Part time job, hm... Well I have this big translation ahead of me. I haven't tackled it yet since it gives me the shivers, but whining and begging to be saved is for the goyim. So, here we go.
I will keep you posted! 8)
However as true as all this may be, I still admit that I am helpless, nonetheless. And to be honest, truly honest and no offense intended, writing poetry got me here. No one else can help, no one else helped, I am here on my own, no group, no sa, no ssa, no telephone (only once with Elya).
Elya said once (not in so many words), that I can't do it on my own. But I got here DAY 34, no medication, no shrink, no meetings, nothing. I know that I am addicted and I didn't act out for 34 f* days.

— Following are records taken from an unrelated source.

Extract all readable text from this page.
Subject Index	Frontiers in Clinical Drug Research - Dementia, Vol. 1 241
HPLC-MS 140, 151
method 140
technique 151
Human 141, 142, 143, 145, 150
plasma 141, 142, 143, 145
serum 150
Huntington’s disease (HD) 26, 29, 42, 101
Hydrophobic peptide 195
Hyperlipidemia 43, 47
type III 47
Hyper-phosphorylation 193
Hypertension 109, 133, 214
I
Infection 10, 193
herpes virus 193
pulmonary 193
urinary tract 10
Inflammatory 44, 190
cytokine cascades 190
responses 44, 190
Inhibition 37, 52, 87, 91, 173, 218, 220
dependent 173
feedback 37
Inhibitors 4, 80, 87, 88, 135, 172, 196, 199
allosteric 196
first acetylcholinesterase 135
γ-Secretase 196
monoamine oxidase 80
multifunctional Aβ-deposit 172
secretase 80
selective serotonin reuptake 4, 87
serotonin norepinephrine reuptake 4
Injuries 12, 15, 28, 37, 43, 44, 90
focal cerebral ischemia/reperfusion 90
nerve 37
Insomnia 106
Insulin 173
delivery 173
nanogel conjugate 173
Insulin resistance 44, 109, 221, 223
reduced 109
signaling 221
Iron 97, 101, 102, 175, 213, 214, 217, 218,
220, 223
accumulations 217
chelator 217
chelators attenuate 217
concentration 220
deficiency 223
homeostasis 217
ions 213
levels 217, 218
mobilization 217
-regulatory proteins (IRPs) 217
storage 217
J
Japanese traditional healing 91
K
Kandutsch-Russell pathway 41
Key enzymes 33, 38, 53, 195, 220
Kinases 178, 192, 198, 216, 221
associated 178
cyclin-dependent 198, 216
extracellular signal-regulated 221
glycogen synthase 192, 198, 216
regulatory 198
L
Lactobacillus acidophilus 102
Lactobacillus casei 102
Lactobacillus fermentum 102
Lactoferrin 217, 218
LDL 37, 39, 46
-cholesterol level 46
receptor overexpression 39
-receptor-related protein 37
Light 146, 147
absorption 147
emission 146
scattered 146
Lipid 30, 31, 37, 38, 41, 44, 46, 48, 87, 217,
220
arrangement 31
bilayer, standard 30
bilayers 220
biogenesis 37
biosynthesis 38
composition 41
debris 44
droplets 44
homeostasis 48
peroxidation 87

I have a full time job, I teach german on the side once a week and I work evenings with my wife on her new studies (she studying informatics), I cook, I do the laundry, I clean and I study Tora in the morning, while my wife is working on european projects besides her full time job - so she gets home a bit later then me, enough for me to make something warm. But hey, I will think about that part time job....
I am sorry, I got mad. I do that, please no offense intended. Truly, it just hurts me.
I would like to be funny and cool and ready to listen, but not here. I would like to be "super me", no whining, no pleading, just great results, but I don't want to do it here. Here I want to be honest.
But as bad as it may sound, nobody wants to see a loser, nobody wants wining, pleading for mercy. Not even the goyim, not even in here.
Maybe it wasn't intended like that, maybe Hashem Yaasfeni ment something else. And then I should realy get that darn mp3 player and shut up about it.
And maybe I will.
Me and my poetry. I hate that, since I was a child I have been hearing that. And yes, Hashem Yaasfeni, you are right - it seems you hit center point. That is why I got so angry. But I must also say this, in my honest opinion, I asked Hashem to save me. But hey, I don't how Hashem works, so maybe he is working through you. But then again, maybe not. Who knows, anyway I do wish to grow and I do take it personally.
So my honest personal thanks! For real, no offence intended, no offence given. Thank you.